Peter Eötvös has become one of the most prolific contemporary opera composers. Senza Sangue, introduced to the UK in a concert performance by the BBC Symphony Orchestra conducted by Simone Young, is the Hungarian composer’s 12th opera, and the second to receive its UK premiere in the past year. But this raw one-acter, first performed two years ago, is very different from the slick, black comedy of The Golden Dragon, which Music Theatre Wales staged at the Buxton festival last summer.
With a libretto based on the novel of the same name by Alessandro Baricco, Senza Sangue (Without Blood) was conceived as a prelude to Bartók’s Bluebeard’s Castle. Eötvös’s piece also has two protagonists and uses more or less the same large orchestra, makes a few thematic connections and echoes some of its symmetries. A Woman tracks down the Man who, in an unnamed war half a century earlier, had killed her father but spared her life. They relive the murder and flesh out the details of their subsequent lives.

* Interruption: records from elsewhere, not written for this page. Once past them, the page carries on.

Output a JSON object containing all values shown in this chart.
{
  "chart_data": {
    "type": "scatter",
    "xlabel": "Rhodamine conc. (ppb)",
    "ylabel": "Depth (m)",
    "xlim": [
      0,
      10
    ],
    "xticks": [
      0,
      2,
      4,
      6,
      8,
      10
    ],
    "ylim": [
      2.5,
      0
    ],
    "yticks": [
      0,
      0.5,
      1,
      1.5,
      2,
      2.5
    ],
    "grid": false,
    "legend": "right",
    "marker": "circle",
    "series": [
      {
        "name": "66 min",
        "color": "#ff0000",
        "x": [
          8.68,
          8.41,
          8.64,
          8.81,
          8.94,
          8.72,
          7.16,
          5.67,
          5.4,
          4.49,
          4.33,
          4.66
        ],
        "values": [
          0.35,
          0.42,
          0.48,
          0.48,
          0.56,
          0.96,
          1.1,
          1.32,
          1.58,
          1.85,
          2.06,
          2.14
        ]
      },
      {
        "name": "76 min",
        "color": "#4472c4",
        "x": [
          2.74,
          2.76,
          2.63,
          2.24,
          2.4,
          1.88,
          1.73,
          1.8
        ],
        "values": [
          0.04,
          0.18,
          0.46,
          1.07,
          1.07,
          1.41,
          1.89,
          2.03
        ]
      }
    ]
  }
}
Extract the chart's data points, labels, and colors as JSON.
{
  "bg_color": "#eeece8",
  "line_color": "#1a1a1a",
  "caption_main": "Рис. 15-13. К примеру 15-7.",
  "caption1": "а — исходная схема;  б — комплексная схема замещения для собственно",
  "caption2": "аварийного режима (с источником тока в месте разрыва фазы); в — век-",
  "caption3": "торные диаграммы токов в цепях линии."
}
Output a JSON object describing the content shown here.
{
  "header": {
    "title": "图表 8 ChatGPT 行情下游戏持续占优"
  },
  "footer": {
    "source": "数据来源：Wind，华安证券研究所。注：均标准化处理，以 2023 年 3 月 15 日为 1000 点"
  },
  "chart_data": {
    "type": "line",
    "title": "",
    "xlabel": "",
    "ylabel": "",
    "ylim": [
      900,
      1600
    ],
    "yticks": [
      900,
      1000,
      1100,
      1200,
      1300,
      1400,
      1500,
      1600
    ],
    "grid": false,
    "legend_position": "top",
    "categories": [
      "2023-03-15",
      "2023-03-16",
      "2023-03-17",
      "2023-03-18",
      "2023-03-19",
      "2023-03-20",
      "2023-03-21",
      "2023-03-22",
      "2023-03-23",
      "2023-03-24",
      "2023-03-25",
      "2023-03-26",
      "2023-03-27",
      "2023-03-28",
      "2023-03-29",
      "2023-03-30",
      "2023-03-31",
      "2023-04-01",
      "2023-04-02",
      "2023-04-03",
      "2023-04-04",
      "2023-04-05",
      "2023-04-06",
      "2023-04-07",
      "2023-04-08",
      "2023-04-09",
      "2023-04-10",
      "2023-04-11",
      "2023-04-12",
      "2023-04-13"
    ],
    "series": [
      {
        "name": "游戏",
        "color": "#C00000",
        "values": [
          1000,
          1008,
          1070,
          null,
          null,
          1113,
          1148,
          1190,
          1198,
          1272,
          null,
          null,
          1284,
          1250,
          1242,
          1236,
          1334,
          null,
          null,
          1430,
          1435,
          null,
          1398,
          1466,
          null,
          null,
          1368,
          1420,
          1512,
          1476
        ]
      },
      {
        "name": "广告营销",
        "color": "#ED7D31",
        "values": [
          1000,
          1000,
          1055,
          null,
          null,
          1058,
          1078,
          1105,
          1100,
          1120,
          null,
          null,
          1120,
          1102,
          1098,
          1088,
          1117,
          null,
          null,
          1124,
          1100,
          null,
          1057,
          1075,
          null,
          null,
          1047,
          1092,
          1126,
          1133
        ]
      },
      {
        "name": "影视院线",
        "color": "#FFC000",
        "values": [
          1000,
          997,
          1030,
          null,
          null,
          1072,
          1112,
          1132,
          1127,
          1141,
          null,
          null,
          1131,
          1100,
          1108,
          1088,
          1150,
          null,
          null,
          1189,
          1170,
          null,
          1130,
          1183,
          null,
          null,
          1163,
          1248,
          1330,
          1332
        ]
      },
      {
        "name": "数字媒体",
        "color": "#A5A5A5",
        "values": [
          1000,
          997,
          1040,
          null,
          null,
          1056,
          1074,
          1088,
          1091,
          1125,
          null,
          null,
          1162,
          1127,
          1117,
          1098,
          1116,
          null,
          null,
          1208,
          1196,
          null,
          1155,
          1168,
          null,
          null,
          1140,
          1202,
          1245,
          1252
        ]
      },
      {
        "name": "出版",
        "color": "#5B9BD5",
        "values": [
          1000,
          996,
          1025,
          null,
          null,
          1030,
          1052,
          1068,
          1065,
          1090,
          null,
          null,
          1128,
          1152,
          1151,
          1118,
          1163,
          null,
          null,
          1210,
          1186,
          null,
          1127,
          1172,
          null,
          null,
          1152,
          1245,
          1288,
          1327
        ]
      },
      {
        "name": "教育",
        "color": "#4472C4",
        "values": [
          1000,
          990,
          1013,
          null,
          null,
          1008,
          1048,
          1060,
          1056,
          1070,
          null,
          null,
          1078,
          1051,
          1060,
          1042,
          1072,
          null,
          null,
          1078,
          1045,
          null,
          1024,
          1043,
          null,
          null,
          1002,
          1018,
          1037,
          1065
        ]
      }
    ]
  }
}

Here the protagonists were mezzo Albane Carrère, detached if perhaps a little too restrained, and the more histrionic baritone Russell Braun. Apart from one extended lyrical monologue for the Woman, much of the vocal writing seems almost expressively neutral, leaving the orchestra to articulate the drama, and have the first and last word. It’s hard to imagine how it would work as the intended upbeat to Bluebeard, and here Young preceded it with less daunting Bartók, the Concerto for Orchestra, played with the same urgency and panache she and the BBCSO then brought to the opera.